Thakur, 54, was among the key people who went to police stations and wrote numerous letters on behalf of the parents of the missing Nithari children, and eventually helped begin a sweeping investigation. She helped HT Live, the neighbourhood weekly of the Hindustan Times, break the story of the Nithari disappearances in May 2005, when 12 girls were missing.
It is a story that rickshaw puller Anil Halder knows well. His daughter Rimpa disappeared in January 2005, and he says he was repeatedly turned away by police officials at the Sector 20 police station. “The police told me to produce witnesses of kidnapping. How could I have done that?" said Halder. “It was only when behenji (Thakur) went with me that the police registered an FIR,” he says. The official has since been dismissed and could not be reached for comment.
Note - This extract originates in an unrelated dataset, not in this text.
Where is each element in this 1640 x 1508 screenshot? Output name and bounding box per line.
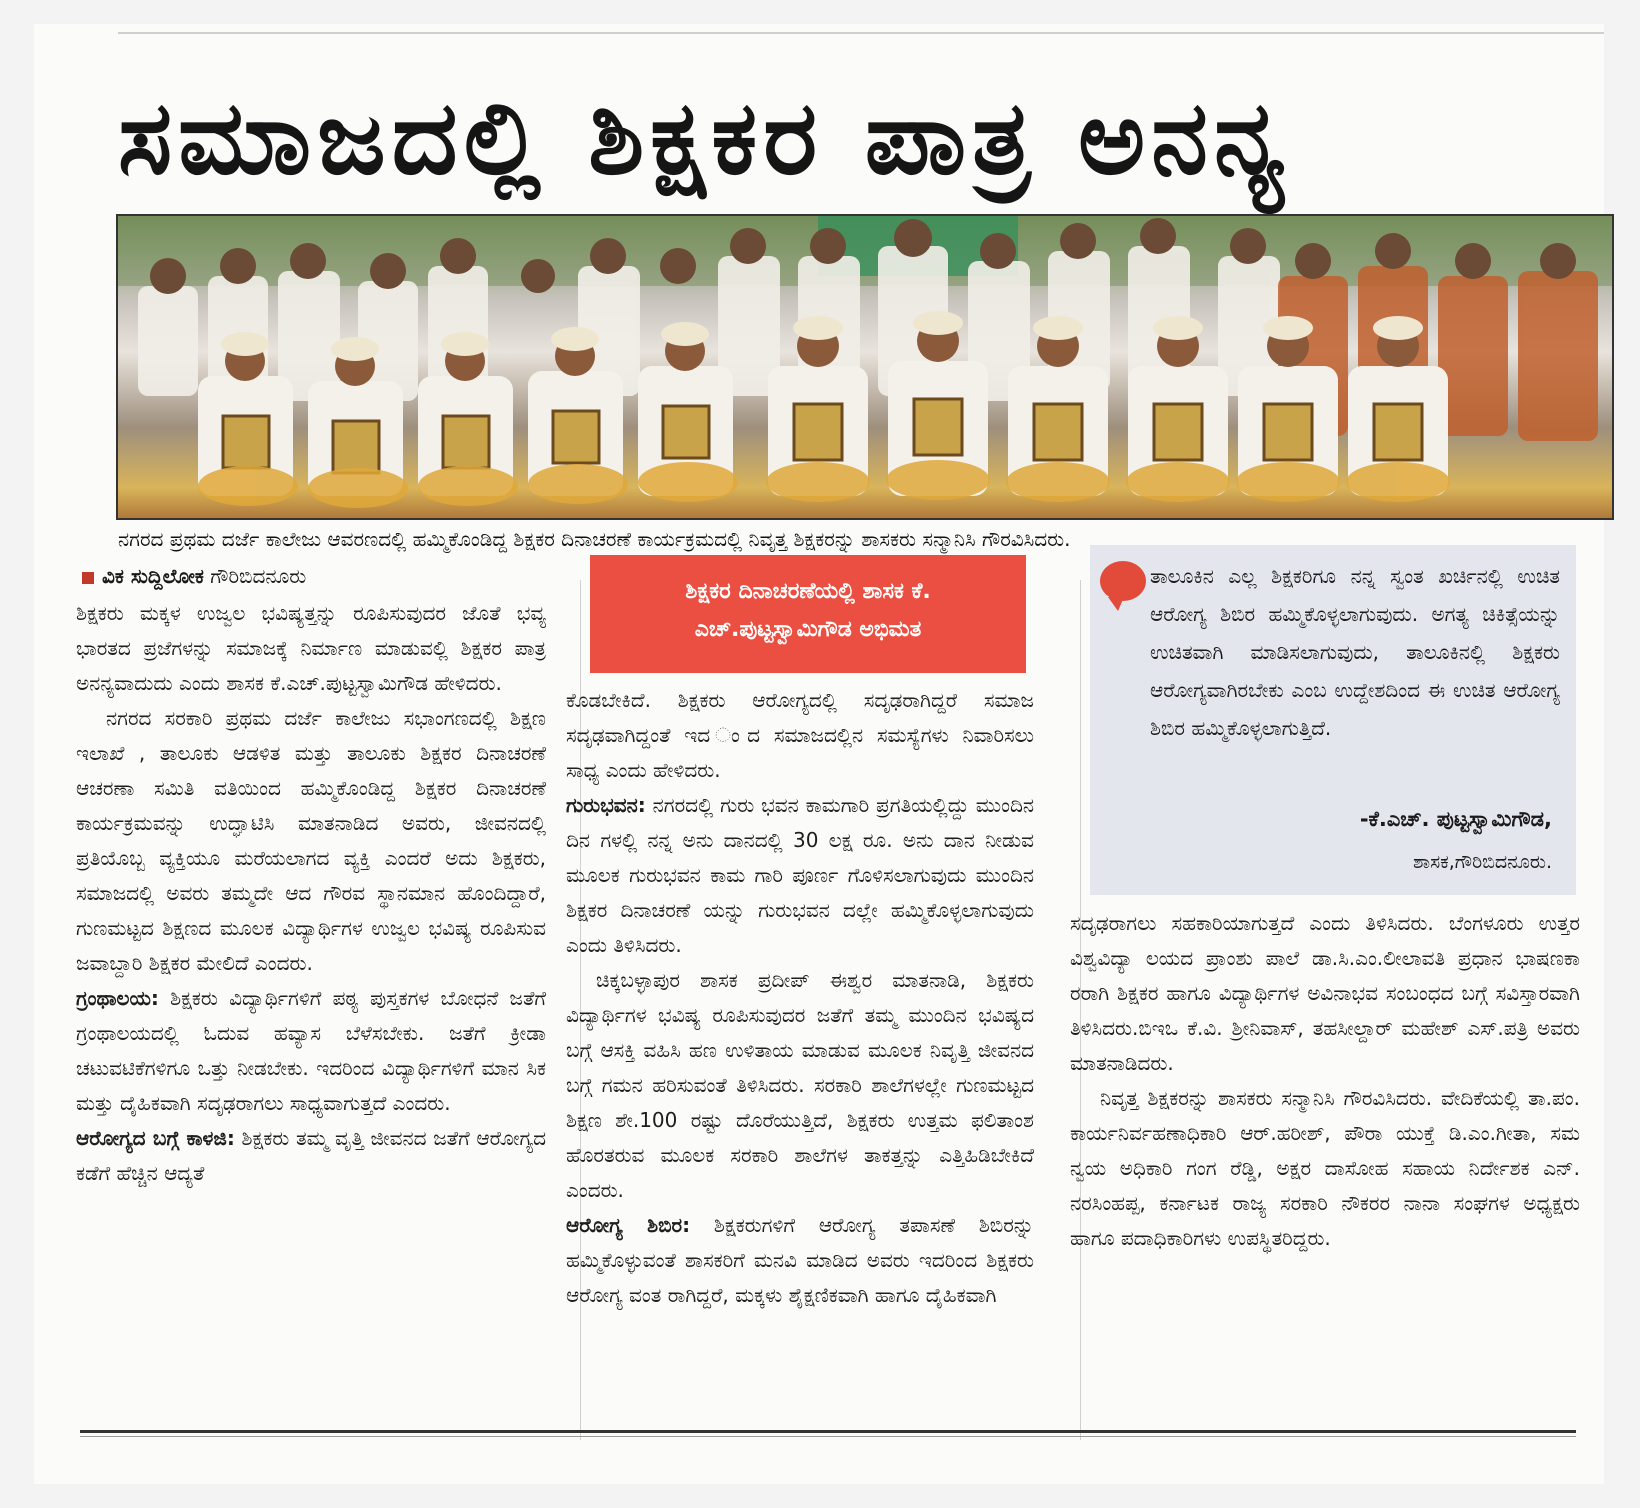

“Once an FIR was registered, people approached me with similar stories. I was shocked,” Thakur said. “As many as 12 girls went missing from the same spot — near the water tank in Nithari — within a few months. Even as the numbers were rising, the police kept sleeping.” She wrote to every one — from the local police to the office of the president. “Each failed visit to a police station strengthened my resolve,” she said.
She helped the parents get many FIRs registered over the past two years. Her campaign finally led her to the doorstep of the prime suspects, Mohinder Singh Pandher and his servant Surinder Koli.
“Around four months ago, the father of a missing child informed me that he saw a broken limb in the drain just outside the Pandher residence. I went with him to the police station but they just refused to give us a hearing,” Thakur said.
Her efforts helped bring national attention to the gruesome serial killings – but only after numerous children had been killed.